University of Virginia’s Darden School of Business announced this week a $3 million donation that will go toward a new set of scholarships for military students. The donation comes from Darden board member Thomas Watjen, a Class of ‘81 alum, and his wife Nanette.
Thanks to the University of Virginia’s Bicentennial Scholars Fund, Watjen’s donation will be supplemented with a $1.5 million matching gift. Those contributions will be added to a previous gift from Watjen, bringing the Edward A. Watjen Military Scholarship Fund to about $6 million.
The fund is named in honor of Thomas Watjen’s father, who became a first-generation college graduate after serving in the Navy during World War II.
Watjen says that he has “always been inspired by the powerful example set forth by my father” and that he wants to help ensure “others with a military background have the same opportunity to achieve their educational pursuits.”

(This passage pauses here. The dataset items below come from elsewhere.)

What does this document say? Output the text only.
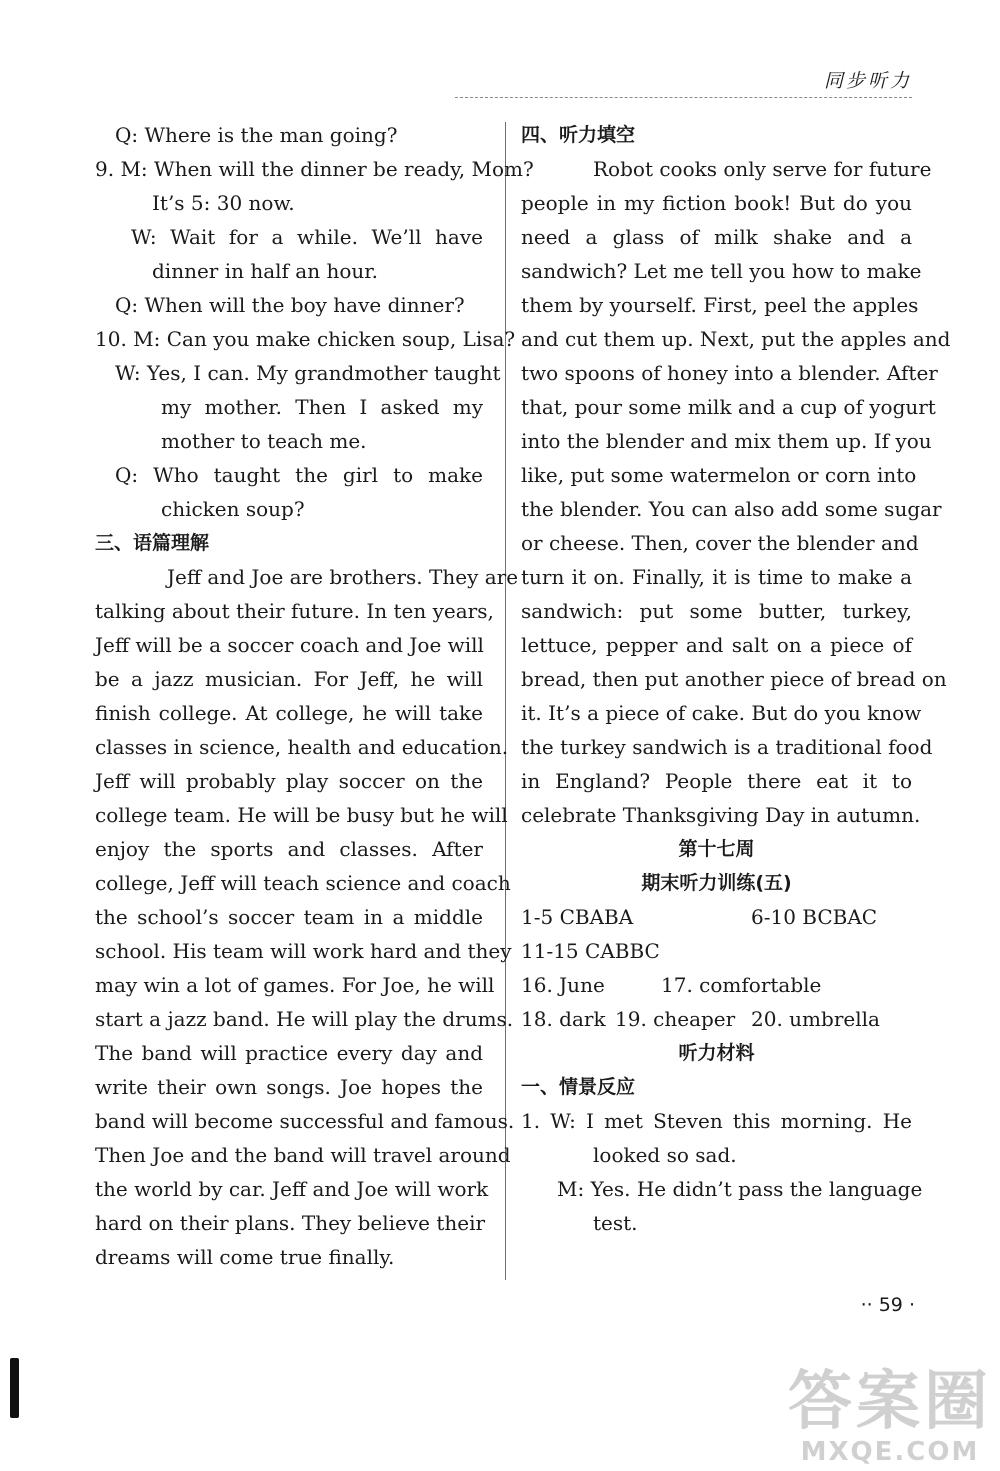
同步听力
Q: Where is the man going?
9. M: When will the dinner be ready, Mom?
It’s 5: 30 now.
W: Wait for a while. We’ll have
dinner in half an hour.
Q: When will the boy have dinner?
10. M: Can you make chicken soup, Lisa?
W: Yes, I can. My grandmother taught
my mother. Then I asked my
mother to teach me.
Q: Who taught the girl to make
chicken soup?
三、语篇理解
Jeff and Joe are brothers. They are
talking about their future. In ten years,
Jeff will be a soccer coach and Joe will
be a jazz musician. For Jeff, he will
finish college. At college, he will take
classes in science, health and education.
Jeff will probably play soccer on the
college team. He will be busy but he will
enjoy the sports and classes. After
college, Jeff will teach science and coach
the school’s soccer team in a middle
school. His team will work hard and they
may win a lot of games. For Joe, he will
start a jazz band. He will play the drums.
The band will practice every day and
write their own songs. Joe hopes the
band will become successful and famous.
Then Joe and the band will travel around
the world by car. Jeff and Joe will work
hard on their plans. They believe their
dreams will come true finally.
四、听力填空
Robot cooks only serve for future
people in my fiction book! But do you
need a glass of milk shake and a
sandwich? Let me tell you how to make
them by yourself. First, peel the apples
and cut them up. Next, put the apples and
two spoons of honey into a blender. After
that, pour some milk and a cup of yogurt
into the blender and mix them up. If you
like, put some watermelon or corn into
the blender. You can also add some sugar
or cheese. Then, cover the blender and
turn it on. Finally, it is time to make a
sandwich: put some butter, turkey,
lettuce, pepper and salt on a piece of
bread, then put another piece of bread on
it. It’s a piece of cake. But do you know
the turkey sandwich is a traditional food
in England? People there eat it to
celebrate Thanksgiving Day in autumn.
第十七周
期末听力训练(五)
1-5 CBABA	6-10 BCBAC
11-15 CABBC
16. June	17. comfortable
18. dark 19. cheaper 20. umbrella
听力材料
一、情景反应
1. W: I met Steven this morning. He
looked so sad.
M: Yes. He didn’t pass the language
test.
·· 59 ·
答案圈
MXQE.COM
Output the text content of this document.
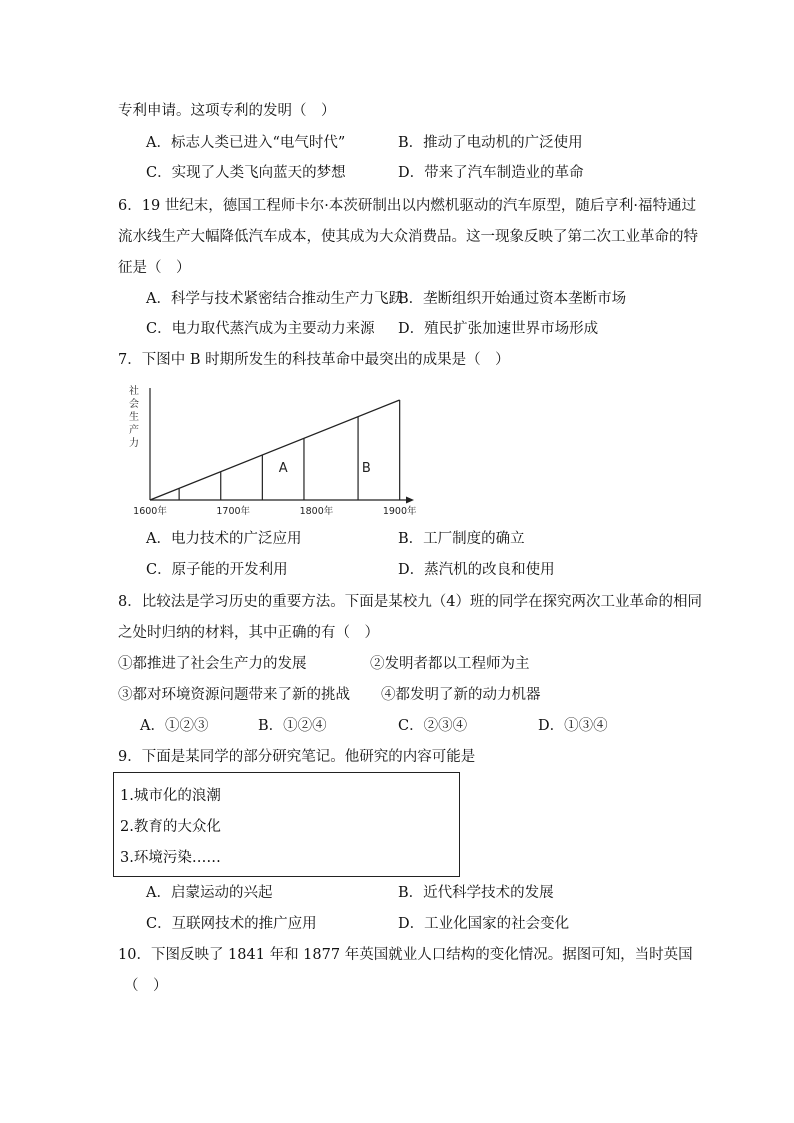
专利申请。这项专利的发明（　）
A．标志人类已进入“电气时代”	B．推动了电动机的广泛使用
C．实现了人类飞向蓝天的梦想	D．带来了汽车制造业的革命
6．19 世纪末，德国工程师卡尔·本茨研制出以内燃机驱动的汽车原型，随后亨利·福特通过
流水线生产大幅降低汽车成本，使其成为大众消费品。这一现象反映了第二次工业革命的特
征是（　）
A．科学与技术紧密结合推动生产力飞跃
B．垄断组织开始通过资本垄断市场
C．电力取代蒸汽成为主要动力来源 D．殖民扩张加速世界市场形成
7．下图中 B 时期所发生的科技革命中最突出的成果是（　）
社会生产力
A	B
1600年	1700年	1800年	1900年
A．电力技术的广泛应用	B．工厂制度的确立
C．原子能的开发利用	D．蒸汽机的改良和使用
8．比较法是学习历史的重要方法。下面是某校九（4）班的同学在探究两次工业革命的相同
之处时归纳的材料，其中正确的有（　）
①都推进了社会生产力的发展	②发明者都以工程师为主
③都对环境资源问题带来了新的挑战 ④都发明了新的动力机器
A．①②③	B．①②④	C．②③④	D．①③④
9．下面是某同学的部分研究笔记。他研究的内容可能是
1.城市化的浪潮
2.教育的大众化
3.环境污染……
A．启蒙运动的兴起	B．近代科学技术的发展
C．互联网技术的推广应用	D．工业化国家的社会变化
10．下图反映了 1841 年和 1877 年英国就业人口结构的变化情况。据图可知，当时英国
（　）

In that vein, the scholarships will go to Darden students who arrive on campus with a military background. According to Darden, the highest priority will be given to students who have graduated from the Virginia Military Institute.
Thomas Watjen received an economics degree from Virginia Military Institute before going on to enroll in Darden’s MBA program, with scholarship support.
The Watjen fund complements several other military scholarships offered by Darden, including the Yellow Ribbon scholarship, which is “designed to help to bridge the gap between the GI Bill tuition allowance and actual tuition.”
According to Darden, about 1 in 10 incoming students annually have military experience. Darden dean Scott Beardsley noted that “our military students bring unique skill sets and leadership perspectives to the school” and expressed gratitude for the Watjens’ “longstanding support” of military students.
Indeed, as Beardsley points out, a military background can provide strong preparation for an MBA. Many skills developed in the military transfer well to the business world, and veterans are now a major presence at top MBA programs – thanks in part to scholarships like those provided by the Watjens fund.
As an applicant with a military background, the key is knowing how to make it evident to adcoms that you have developed leadership skills that make you a strong candidate to top business schools.